The New York Times Magazine published an interesting article about branding. "Can a Dead Brand Live Again" looked at efforts to revive so-called ghost brands that are no longer available (except, perhaps, on eBay) like Brim, Nuprin and Underalls.

Companies by the names and sometimes the formulas for the products and try reviving them. Sometimes the new version shares only a few things with the previous iteration...For the newly relaunched Salon Selectives hair products, the products shared the same color pink (but differently shaped) bottles from the original and contained a similar aroma as the original.

This remaking or updating of a ghost brand is actually standard procedure. That's why I called it Franken-Brand. (it has nothing to do with Al Franken.)

The idea is that people will have faulty memories but will recall the brand image established by million-dollar ad campaigns that are decades old and will buy the new products. And it seems to work. That's why I did not describe the product categories for Brim, Nuprin or Underalls -- I think most people reading this will be familiar with them.

The article, written by Rob Walker, is worth reading. Walker writes the Consumed column for the New York Times Magazine, and wrote, “Buying In: The Secret Dialogue Between What We Buy and Who We Are.”


Unknown said...

If people are old enough they will remember certain brands and advertising gimmicks - like the Hathaway Man's eyepatch or the lyrics to the Chock Full 'o Nuts coffee jingle.
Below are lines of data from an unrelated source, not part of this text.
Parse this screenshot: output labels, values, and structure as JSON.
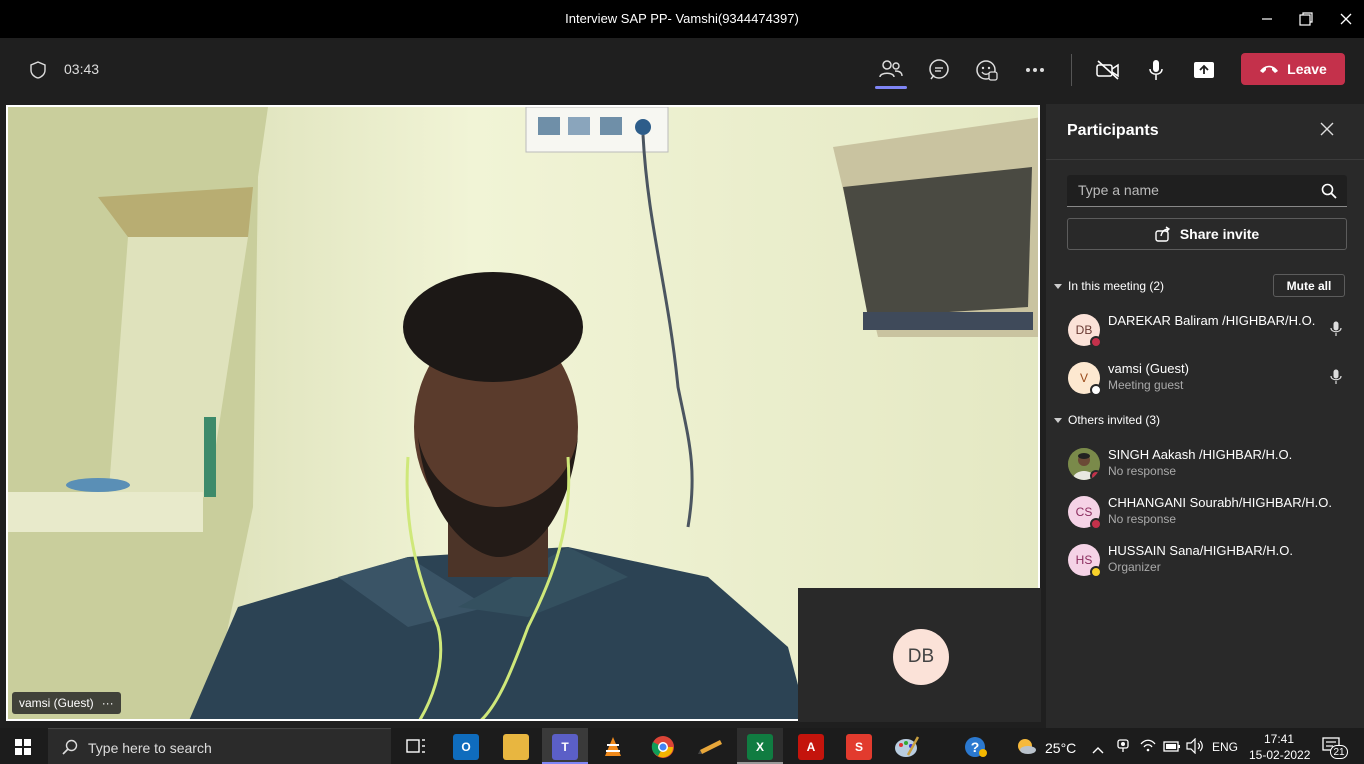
{
  "window": {
    "title": "Interview SAP PP- Vamshi(9344474397)"
  },
  "toolbar": {
    "timer": "03:43",
    "leave_label": "Leave"
  },
  "video": {
    "name_tag": "vamsi (Guest)",
    "more": "···"
  },
  "self_view": {
    "initials": "DB"
  },
  "panel": {
    "title": "Participants",
    "search_placeholder": "Type a name",
    "share_invite": "Share invite",
    "in_meeting_label": "In this meeting (2)",
    "mute_all": "Mute all",
    "others_label": "Others invited (3)",
    "in_meeting": [
      {
        "initials": "DB",
        "name": "DAREKAR Baliram /HIGHBAR/H.O.",
        "sub": "",
        "status_color": "#c4314b"
      },
      {
        "initials": "V",
        "name": "vamsi (Guest)",
        "sub": "Meeting guest",
        "status_color": "#ffffff"
      }
    ],
    "others": [
      {
        "initials": "",
        "name": "SINGH Aakash /HIGHBAR/H.O.",
        "sub": "No response",
        "status_color": "#c4314b"
      },
      {
        "initials": "CS",
        "name": "CHHANGANI Sourabh/HIGHBAR/H.O.",
        "sub": "No response",
        "status_color": "#c4314b"
      },
      {
        "initials": "HS",
        "name": "HUSSAIN Sana/HIGHBAR/H.O.",
        "sub": "Organizer",
        "status_color": "#f8d22a"
      }
    ]
  },
  "taskbar": {
    "search_placeholder": "Type here to search",
    "temperature": "25°C",
    "language": "ENG",
    "time": "17:41",
    "date": "15-02-2022",
    "notifications": "21"
  },
  "colors": {
    "leave": "#c4314b",
    "accent": "#6264a7"
  }
}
But keep in mind the Steely Dan song, "Hey 19" (Hey 19/That's Aretha Franklin/She don't remember/The queen of soul) - for everyone who remembers a brand, there is probably at least one other who does not.

Norman Birnbach said...

I think Percy Shelley was making a similar point in his much-anthologized Ozymandias, when he wrote, "Look on my Works ye Mighty, and despair! Nothing remains beside. Round the decay Of that colossal Wreck..." (Ok, so a bit pretentious, but my college creative writing professor might be pleased.)

Brands from the past can be like kings from the ancient past. Who, below a certain age, remembers Gimbels (except if they've watched "Miracle on 33rd St."), Brylcreem (or its slogan, "A Little Dab'll Do Ya!") or Pan Am?

Or, for that matter, there are current brands that will likely disappear in the future, according to "Ubiquitous 20th Century Brands That Will Disappear," an interesting article on 24/7 Wall St.com (available at www.247wallst.com/2008/03/ubiquitous-20th.html.

On the other hand, the Hydrox cookie is being revived for a limited time...because Hydrox fans made a fuss when they realized that Keebler (which had bought Sunshine Biscuits) had stopped producing -- baking seemed like the wrong word -- the venerable cookie.